The last time Buster Skrine was on the turf of FirstEnergy Stadium, it was Week 15 of the 2014 regular season. His Cleveland Browns, in the midst of a two game losing streak, was embarrassed at home by the 9-4-1 Cincinnati Bengals, 30-0. It wasn’t a fun experience.

What made the situation even worse was his team dropping six of their final seven games after starting the season at 7-4. Skrine will never forget that bitter taste in his mouth.

“When I left, we were first in the AFC North then lost the rest of our games,” Skrine said. “It’s the first time going back and playing in Cleveland, so it’s pretty cool. But, I’m just going to treat it like every other game.”

Last year the cornerback missed the opportunity to face the team that drafted him in the fifth round of the 2011 NFL Draft. New York visited Cleveland in Week 8 but Skrine was injured. Had he been healthy, Skrine would have loved to experience the atmosphere again.

“One thing about Cleveland, its loud,” he remembered. “Every third down, on defense, it’s always loud. Cleveland’s got some loyal fans… we do too. But it’s just a different atmosphere.”

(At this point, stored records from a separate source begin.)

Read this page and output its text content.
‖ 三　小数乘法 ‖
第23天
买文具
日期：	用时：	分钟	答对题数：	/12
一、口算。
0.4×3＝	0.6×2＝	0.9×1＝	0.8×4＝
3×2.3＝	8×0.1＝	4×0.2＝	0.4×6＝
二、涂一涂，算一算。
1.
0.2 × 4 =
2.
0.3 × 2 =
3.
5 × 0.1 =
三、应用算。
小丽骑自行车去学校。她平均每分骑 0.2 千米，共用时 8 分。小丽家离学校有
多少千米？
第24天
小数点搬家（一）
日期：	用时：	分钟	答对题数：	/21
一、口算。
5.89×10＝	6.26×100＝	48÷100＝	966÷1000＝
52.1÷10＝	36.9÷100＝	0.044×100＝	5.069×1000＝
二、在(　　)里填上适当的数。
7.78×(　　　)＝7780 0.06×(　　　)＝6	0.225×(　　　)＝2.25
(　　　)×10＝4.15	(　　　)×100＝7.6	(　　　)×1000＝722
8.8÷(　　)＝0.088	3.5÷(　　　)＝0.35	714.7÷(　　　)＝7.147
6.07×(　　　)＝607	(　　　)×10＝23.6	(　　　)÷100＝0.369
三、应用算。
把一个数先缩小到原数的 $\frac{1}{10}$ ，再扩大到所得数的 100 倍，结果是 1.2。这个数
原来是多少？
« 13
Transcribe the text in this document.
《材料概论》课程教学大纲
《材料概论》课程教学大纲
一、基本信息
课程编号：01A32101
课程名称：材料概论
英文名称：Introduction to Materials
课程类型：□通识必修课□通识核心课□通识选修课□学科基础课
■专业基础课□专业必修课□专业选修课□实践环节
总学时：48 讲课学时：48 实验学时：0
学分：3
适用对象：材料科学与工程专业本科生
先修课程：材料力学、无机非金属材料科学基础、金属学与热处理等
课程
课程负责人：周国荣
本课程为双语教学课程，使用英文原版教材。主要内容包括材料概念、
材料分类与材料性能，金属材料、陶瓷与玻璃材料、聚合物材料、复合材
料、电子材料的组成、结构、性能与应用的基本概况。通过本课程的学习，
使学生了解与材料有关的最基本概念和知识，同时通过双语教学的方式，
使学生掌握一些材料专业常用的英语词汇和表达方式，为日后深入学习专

Skrine’s tenure with the Browns had its ups and downs. He showed versatility, whether starting or as a nickleback corner. And in his final two seasons, the corner started 31 of 32 games, stepping up during Justin Gilbert’s struggles and became a reliable man in the secondary. In 2014, Skrine finished tied for eighth in the NFL with a career-high four interceptions and finished tied for fourth with 18 passes defensed. The corner also proved his tackling ability as he finished sixth on the Browns with 66 tackles, including 55 solo.

The Jets go into Cleveland winners of two straight, looking to be over the .500 mark for the first time since January 3, 2016. With the Browns a hapless 0-4 to start the year, Skrine’s team knows not to take anything for granted. They’re not good enough, yet, to start guaranteeing victories. Besides, even at 0-4, the Browns offense poses a difficult threat.

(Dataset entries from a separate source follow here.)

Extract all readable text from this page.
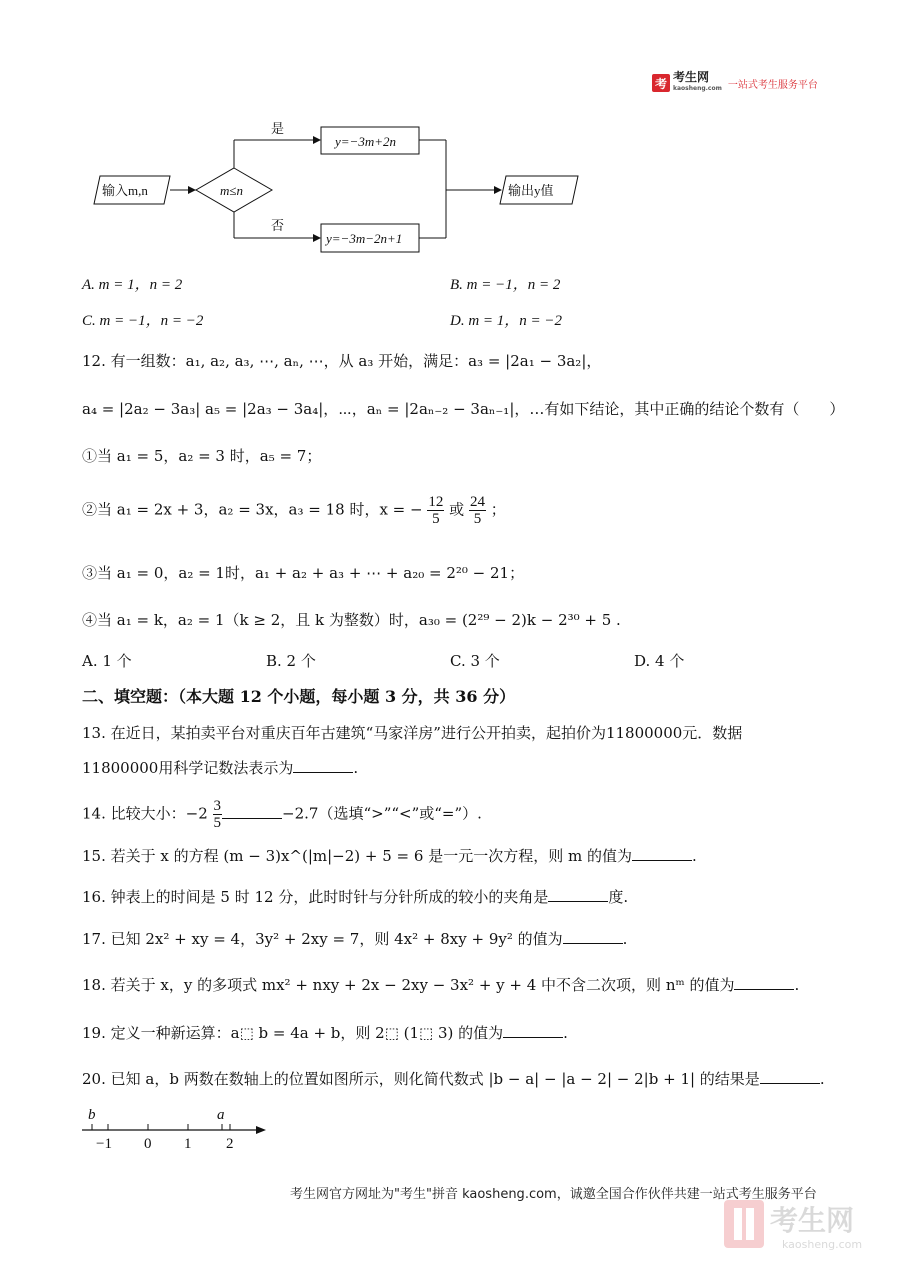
考 考生网
kaosheng.com 一站式考生服务平台
输入m,n	m≤n
是
否
y=−3m+2n
y=−3m−2n+1
输出y值
A. m = 1，n = 2	B. m = −1，n = 2
C. m = −1，n = −2	D. m = 1，n = −2
12. 有一组数：a₁, a₂, a₃, ⋯, aₙ, ⋯，从 a₃ 开始，满足：a₃ = |2a₁ − 3a₂|，
a₄ = |2a₂ − 3a₃| a₅ = |2a₃ − 3a₄|，⋯，aₙ = |2aₙ₋₂ − 3aₙ₋₁|，…有如下结论，其中正确的结论个数有（　　）
①当 a₁ = 5，a₂ = 3 时，a₅ = 7；
②当 a₁ = 2x + 3，a₂ = 3x，a₃ = 18 时，x = − $\frac{12}{5}$ 或 $\frac{24}{5}$ ；
③当 a₁ = 0，a₂ = 1时，a₁ + a₂ + a₃ + ⋯ + a₂₀ = 2²⁰ − 21；
④当 a₁ = k，a₂ = 1（k ≥ 2，且 k 为整数）时，a₃₀ = (2²⁹ − 2)k − 2³⁰ + 5 .
A. 1 个	B. 2 个	C. 3 个	D. 4 个
二、填空题：（本大题 12 个小题，每小题 3 分，共 36 分）
13. 在近日，某拍卖平台对重庆百年古建筑“马家洋房”进行公开拍卖，起拍价为11800000元．数据
11800000用科学记数法表示为	.
14. 比较大小：$-2 \frac{3}{5}$	−2.7（选填“>”“<”或“=”）.
15. 若关于 x 的方程 (m − 3)x^(|m|−2) + 5 = 6 是一元一次方程，则 m 的值为	.
16. 钟表上的时间是 5 时 12 分，此时时针与分针所成的较小的夹角是	度.
17. 已知 2x² + xy = 4，3y² + 2xy = 7，则 4x² + 8xy + 9y² 的值为	.
18. 若关于 x，y 的多项式 mx² + nxy + 2x − 2xy − 3x² + y + 4 中不含二次项，则 nᵐ 的值为	.
19. 定义一种新运算：a⬚ b = 4a + b，则 2⬚ (1⬚ 3) 的值为	.
20. 已知 a，b 两数在数轴上的位置如图所示，则化简代数式 |b − a| − |a − 2| − 2|b + 1| 的结果是	.
b	a
−1 0 1 2
考生网官方网址为"考生"拼音 kaosheng.com，诚邀全国合作伙伴共建一站式考生服务平台
考生网
kaosheng.com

“They’ve got a good offense,” Skrine said. “Duke Johnson (Jr.) is their biggest threat, Kenny Britt has a big body. When he’s on, he’s really on.”

Luckily for Skrine, Britt hasn’t been on. That can be a good thing or a bad thing. Take it however you may. Either way, Skrine will look to continue his strong start to the season. As a unit, the Jets secondary is ranked seventh in pass defense, allowing less than 200 yards per game (194.8).

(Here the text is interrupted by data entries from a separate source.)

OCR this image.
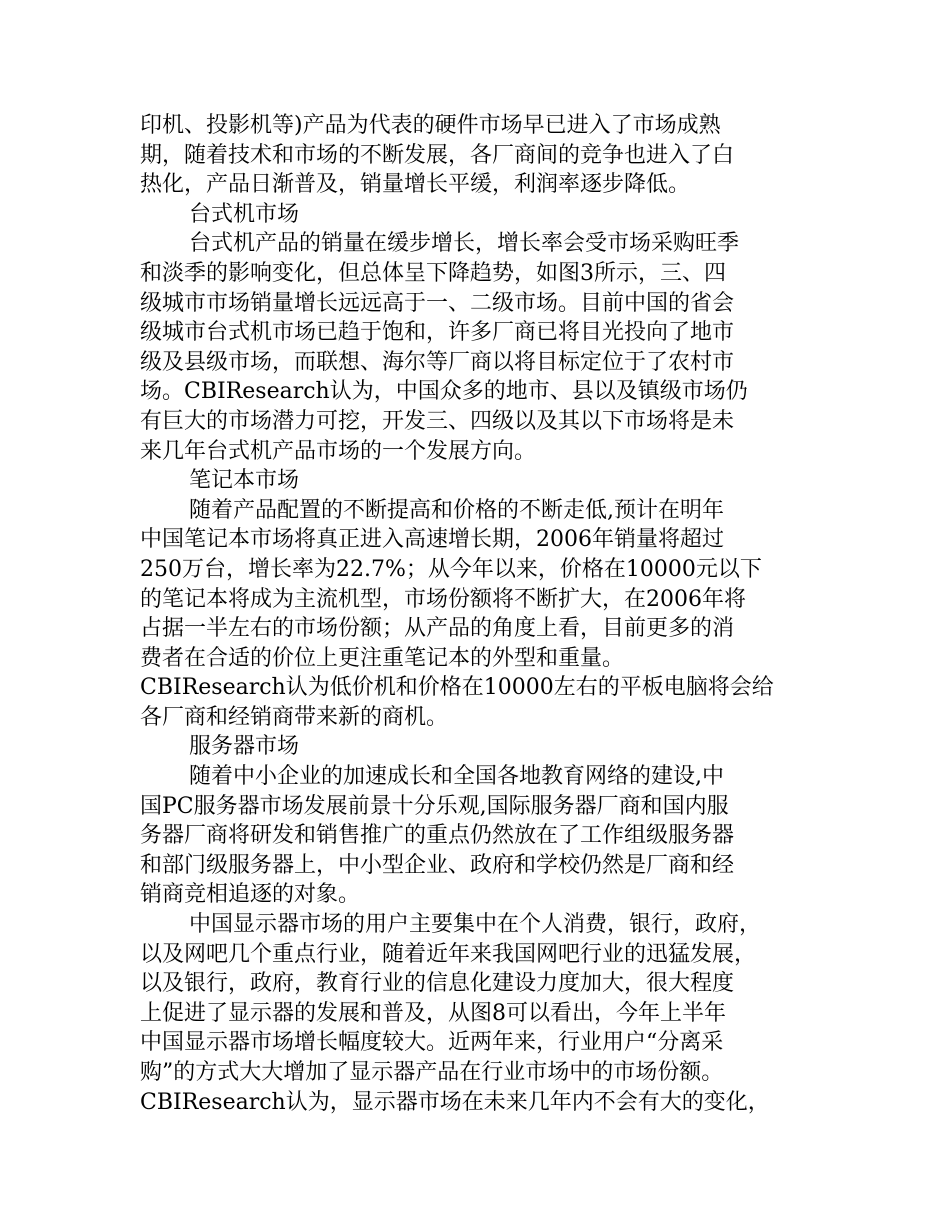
印机、投影机等)产品为代表的硬件市场早已进入了市场成熟
期，随着技术和市场的不断发展，各厂商间的竞争也进入了白
热化，产品日渐普及，销量增长平缓，利润率逐步降低。
台式机市场
台式机产品的销量在缓步增长，增长率会受市场采购旺季
和淡季的影响变化，但总体呈下降趋势，如图3所示，三、四
级城市市场销量增长远远高于一、二级市场。目前中国的省会
级城市台式机市场已趋于饱和，许多厂商已将目光投向了地市
级及县级市场，而联想、海尔等厂商以将目标定位于了农村市
场。CBIResearch认为，中国众多的地市、县以及镇级市场仍
有巨大的市场潜力可挖，开发三、四级以及其以下市场将是未
来几年台式机产品市场的一个发展方向。
笔记本市场
随着产品配置的不断提高和价格的不断走低,预计在明年
中国笔记本市场将真正进入高速增长期，2006年销量将超过
250万台，增长率为22.7%；从今年以来，价格在10000元以下
的笔记本将成为主流机型，市场份额将不断扩大，在2006年将
占据一半左右的市场份额；从产品的角度上看，目前更多的消
费者在合适的价位上更注重笔记本的外型和重量。
CBIResearch认为低价机和价格在10000左右的平板电脑将会给
各厂商和经销商带来新的商机。
服务器市场
随着中小企业的加速成长和全国各地教育网络的建设,中
国PC服务器市场发展前景十分乐观,国际服务器厂商和国内服
务器厂商将研发和销售推广的重点仍然放在了工作组级服务器
和部门级服务器上，中小型企业、政府和学校仍然是厂商和经
销商竞相追逐的对象。
中国显示器市场的用户主要集中在个人消费，银行，政府，
以及网吧几个重点行业，随着近年来我国网吧行业的迅猛发展，
以及银行，政府，教育行业的信息化建设力度加大，很大程度
上促进了显示器的发展和普及，从图8可以看出，今年上半年
中国显示器市场增长幅度较大。近两年来，行业用户“分离采
购”的方式大大增加了显示器产品在行业市场中的市场份额。
CBIResearch认为，显示器市场在未来几年内不会有大的变化，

While Britt’s inconsistencies benefit Skrine and the secondary, Johnson Jr. can be considered as much as a factor as Isaiah Crowell. Johnson Jr. has shown explosiveness in the past but Crowell leads the Browns with a 134 yards rushing. Yes, you read that right.

New York will be without Kony Ealy – one of their biggest surprises on the defensive line this season, which should impact the run-stopping unit. But, Skrine believes his team had a “good week of preparation” and will be ready to make his return to Cleveland much more memorable than his last trip.